Through a wrong turn committed in a frustrated moment, things changed. A few weeks back I was leaving San Francisco Airport and accidentally ended up on 280, also known as the Junipero Serra Freeway. The highway climbed the nearby hills and lifted me above the Bay, the traffic jam of my former route, and melted my frustration away.
As I headed south toward Palo Alto, my pleasure only increased. The road winds through some of the most picturesque California that I have traveled. Auburn hillsides dotted with oak trees, horse and cattle farms, and the beautiful, tree-lined Crystal Springs Reservoir that falls directly on the infamous San Andreas Fault.
If that wasn’t enough, the peaks of the coastal range, the Santa Cruz Mountains, hold back the thick, white clouds coming off the Pacific, with occasional ’breaks’ where the clouds seem to tumble down the hillsides toward the freeway.
This is the kind of drive that stimulates your mind rather than deadening it, and it gives me the chance to reflect on my day, my challenges and life.

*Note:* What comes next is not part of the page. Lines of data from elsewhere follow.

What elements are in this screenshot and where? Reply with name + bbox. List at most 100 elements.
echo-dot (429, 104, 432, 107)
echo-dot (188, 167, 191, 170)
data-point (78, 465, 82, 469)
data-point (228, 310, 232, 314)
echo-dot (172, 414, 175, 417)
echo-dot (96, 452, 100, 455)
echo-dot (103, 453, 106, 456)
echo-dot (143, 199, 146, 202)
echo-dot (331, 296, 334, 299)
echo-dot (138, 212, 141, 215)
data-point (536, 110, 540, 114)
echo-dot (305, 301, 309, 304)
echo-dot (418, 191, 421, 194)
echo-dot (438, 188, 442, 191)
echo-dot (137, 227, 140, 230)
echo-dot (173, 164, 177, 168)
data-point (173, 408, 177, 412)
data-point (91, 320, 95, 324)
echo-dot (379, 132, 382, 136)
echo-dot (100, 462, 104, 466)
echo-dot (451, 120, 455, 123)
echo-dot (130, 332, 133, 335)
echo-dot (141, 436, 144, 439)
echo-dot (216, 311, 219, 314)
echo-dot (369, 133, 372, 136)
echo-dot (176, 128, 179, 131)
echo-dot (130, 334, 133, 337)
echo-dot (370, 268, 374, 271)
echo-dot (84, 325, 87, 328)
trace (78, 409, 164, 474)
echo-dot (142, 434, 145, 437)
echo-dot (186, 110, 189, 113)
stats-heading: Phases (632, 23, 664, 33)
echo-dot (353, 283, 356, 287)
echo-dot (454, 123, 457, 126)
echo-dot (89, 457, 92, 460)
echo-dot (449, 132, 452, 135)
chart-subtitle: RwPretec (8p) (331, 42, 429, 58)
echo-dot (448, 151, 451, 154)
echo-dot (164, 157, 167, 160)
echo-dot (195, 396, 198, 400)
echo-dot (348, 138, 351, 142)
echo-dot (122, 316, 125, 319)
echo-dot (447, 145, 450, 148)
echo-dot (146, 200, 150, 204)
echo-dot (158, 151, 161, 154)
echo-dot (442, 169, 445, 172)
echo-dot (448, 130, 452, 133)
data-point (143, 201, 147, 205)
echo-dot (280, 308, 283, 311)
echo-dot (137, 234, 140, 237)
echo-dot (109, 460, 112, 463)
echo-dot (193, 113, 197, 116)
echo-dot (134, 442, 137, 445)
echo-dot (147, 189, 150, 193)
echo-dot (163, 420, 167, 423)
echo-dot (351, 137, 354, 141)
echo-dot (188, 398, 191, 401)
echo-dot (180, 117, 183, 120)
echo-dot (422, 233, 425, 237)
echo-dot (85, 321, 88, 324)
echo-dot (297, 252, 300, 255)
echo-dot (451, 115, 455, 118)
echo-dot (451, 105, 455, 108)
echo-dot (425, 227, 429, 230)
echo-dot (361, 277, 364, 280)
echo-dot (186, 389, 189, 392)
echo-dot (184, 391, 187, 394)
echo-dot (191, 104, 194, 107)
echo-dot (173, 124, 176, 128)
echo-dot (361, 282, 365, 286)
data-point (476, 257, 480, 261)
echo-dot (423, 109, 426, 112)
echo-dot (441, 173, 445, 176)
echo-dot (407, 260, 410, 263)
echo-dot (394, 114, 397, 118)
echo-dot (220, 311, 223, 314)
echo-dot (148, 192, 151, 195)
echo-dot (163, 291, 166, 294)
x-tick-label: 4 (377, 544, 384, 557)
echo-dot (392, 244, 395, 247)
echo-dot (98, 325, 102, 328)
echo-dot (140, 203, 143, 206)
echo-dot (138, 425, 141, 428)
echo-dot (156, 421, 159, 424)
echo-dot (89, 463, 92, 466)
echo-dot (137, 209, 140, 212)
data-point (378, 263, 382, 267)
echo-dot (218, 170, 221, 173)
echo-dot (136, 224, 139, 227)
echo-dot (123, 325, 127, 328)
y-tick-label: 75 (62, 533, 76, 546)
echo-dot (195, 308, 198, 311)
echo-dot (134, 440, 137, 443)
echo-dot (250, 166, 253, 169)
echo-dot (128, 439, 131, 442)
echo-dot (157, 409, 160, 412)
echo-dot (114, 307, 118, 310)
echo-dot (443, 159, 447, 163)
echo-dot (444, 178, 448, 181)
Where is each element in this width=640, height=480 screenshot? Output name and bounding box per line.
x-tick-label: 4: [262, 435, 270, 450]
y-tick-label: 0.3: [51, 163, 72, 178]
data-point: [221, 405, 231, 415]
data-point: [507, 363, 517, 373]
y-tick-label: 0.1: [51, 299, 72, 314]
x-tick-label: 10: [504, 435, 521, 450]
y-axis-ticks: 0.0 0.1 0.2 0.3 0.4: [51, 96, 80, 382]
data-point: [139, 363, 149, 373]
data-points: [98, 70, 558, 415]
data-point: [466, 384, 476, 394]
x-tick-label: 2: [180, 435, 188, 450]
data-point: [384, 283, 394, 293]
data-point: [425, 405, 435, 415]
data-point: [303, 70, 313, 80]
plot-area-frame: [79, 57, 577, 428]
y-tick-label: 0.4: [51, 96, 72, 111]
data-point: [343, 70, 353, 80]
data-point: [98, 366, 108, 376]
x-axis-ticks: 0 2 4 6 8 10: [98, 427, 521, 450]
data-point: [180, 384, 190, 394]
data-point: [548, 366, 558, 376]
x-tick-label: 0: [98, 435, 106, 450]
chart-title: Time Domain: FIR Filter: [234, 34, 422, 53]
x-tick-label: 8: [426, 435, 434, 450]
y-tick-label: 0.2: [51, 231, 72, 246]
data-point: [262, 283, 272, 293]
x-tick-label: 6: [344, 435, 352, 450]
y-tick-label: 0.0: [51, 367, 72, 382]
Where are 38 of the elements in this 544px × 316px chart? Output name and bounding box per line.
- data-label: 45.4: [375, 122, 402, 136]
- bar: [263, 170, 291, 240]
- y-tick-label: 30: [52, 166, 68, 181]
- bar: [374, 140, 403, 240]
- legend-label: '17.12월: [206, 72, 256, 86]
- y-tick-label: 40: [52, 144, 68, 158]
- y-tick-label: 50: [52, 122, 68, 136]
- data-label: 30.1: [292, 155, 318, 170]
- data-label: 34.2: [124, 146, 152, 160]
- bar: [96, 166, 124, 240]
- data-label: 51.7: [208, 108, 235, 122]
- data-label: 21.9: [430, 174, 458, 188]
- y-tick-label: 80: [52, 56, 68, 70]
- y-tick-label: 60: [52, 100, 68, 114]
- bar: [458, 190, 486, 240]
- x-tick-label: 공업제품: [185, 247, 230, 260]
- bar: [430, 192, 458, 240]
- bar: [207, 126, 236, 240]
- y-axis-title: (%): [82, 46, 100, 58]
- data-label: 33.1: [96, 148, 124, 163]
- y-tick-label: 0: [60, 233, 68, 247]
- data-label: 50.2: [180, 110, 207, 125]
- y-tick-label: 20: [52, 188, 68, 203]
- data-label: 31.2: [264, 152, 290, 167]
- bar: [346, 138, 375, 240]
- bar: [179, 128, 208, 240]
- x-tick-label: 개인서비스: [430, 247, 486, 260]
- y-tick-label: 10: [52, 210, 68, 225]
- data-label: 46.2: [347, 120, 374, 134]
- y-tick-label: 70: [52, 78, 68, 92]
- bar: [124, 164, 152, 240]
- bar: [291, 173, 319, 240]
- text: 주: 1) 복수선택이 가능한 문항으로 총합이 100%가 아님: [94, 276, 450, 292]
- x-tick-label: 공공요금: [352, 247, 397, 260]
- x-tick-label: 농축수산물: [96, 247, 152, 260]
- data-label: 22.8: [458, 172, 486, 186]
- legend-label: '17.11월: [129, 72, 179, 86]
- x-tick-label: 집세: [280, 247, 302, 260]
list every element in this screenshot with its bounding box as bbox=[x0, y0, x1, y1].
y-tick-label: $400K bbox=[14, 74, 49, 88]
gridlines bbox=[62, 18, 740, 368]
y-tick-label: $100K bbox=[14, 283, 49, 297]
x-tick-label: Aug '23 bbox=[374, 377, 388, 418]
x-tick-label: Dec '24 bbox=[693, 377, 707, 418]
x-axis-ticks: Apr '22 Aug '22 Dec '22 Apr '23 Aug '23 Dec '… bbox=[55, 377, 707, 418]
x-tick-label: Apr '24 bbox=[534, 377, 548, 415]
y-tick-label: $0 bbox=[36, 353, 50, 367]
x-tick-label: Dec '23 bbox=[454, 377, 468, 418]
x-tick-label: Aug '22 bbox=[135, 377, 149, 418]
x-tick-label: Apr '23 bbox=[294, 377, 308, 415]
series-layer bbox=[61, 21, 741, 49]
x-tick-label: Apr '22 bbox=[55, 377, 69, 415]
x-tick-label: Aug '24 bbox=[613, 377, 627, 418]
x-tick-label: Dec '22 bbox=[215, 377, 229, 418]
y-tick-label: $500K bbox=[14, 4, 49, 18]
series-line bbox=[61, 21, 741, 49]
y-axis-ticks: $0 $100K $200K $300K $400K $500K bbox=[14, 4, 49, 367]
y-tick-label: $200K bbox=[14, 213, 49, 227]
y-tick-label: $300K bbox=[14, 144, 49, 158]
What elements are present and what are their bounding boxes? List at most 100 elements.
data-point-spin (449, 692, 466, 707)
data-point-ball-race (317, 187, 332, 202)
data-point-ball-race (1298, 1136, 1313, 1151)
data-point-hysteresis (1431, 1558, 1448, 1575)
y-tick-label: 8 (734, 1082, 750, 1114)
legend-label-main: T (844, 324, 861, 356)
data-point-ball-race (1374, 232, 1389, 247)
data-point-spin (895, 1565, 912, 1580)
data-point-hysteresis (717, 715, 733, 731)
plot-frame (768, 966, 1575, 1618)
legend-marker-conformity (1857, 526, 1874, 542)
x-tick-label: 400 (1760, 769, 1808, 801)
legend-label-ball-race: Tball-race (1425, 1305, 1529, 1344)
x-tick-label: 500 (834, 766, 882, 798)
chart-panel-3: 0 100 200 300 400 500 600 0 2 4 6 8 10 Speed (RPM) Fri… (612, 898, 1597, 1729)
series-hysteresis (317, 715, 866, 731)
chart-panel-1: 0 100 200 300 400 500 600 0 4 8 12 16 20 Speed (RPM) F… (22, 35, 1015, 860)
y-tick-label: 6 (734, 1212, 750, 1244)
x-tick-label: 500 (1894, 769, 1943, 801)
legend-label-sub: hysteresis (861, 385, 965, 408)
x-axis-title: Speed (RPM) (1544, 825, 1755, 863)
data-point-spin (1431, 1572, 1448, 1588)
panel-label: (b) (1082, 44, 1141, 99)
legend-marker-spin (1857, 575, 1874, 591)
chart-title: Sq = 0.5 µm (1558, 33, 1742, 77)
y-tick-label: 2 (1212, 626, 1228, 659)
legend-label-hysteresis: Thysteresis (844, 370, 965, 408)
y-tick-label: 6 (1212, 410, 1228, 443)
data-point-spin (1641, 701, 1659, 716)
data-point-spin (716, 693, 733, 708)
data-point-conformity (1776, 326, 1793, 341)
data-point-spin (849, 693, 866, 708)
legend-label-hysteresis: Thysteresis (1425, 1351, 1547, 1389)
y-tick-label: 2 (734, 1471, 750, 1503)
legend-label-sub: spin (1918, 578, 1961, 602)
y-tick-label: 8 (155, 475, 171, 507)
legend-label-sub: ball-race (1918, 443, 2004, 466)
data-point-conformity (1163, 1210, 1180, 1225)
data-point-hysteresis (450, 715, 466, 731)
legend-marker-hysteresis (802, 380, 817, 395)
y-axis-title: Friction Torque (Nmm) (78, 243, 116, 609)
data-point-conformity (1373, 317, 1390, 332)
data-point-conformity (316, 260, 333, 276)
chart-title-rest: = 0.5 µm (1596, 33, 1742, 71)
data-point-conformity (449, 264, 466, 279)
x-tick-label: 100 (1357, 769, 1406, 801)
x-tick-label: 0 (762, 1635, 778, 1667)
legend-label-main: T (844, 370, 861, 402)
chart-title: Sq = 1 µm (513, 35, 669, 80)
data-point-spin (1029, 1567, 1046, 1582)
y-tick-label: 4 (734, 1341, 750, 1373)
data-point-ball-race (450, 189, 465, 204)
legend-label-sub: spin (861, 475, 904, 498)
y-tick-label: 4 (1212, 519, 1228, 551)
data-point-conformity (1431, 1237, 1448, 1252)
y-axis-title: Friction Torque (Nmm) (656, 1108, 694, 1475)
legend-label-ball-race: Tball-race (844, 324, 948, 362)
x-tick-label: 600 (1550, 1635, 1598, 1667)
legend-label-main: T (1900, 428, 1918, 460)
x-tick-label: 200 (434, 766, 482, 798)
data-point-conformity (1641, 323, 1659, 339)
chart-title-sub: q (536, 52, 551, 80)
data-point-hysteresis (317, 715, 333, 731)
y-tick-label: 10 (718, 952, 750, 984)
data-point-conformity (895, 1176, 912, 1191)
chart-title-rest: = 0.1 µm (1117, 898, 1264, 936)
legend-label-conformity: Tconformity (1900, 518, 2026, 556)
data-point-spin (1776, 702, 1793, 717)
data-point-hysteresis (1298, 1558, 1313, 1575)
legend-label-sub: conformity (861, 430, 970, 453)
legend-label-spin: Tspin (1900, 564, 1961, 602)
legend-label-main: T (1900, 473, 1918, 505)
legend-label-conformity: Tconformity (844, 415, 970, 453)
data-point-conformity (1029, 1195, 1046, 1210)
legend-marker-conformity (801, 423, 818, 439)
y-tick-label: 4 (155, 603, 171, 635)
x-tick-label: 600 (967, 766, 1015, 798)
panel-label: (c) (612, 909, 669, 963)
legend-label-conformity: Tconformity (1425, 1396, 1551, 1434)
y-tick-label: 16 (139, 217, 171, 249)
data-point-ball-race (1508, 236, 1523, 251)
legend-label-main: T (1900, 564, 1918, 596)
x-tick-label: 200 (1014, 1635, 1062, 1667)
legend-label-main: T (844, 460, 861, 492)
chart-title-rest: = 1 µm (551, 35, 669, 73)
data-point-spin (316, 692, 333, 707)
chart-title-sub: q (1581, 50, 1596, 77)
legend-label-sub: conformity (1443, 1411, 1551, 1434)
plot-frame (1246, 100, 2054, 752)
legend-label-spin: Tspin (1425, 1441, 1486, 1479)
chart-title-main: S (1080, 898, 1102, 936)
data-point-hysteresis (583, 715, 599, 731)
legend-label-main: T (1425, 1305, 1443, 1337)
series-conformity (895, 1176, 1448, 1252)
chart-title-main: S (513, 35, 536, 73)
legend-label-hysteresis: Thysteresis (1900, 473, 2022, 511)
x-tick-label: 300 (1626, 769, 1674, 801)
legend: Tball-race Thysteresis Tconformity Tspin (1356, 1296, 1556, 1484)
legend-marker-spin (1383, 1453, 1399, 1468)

On a recent drive, I realized that behind me was the sometimes-seedy San Francisco, a remarkably liberal city and ahead was the mostly trim, proper and conservative Silicon Valley. To my left was the vast, hot, dry West and to my right was the cool blue of the Pacific Ocean.
Other times I think of what California must have looked like to the first people to arrive. How its natural beauty and fantastic weather were so much something to write home about that millions came to make it the most populated state in the US.
It’s pretty odd that a freeway can become so meaningful, but it has. I look forward to arriving and departing from NorCal simply because I know I’ll take this road. I think I love a freeway.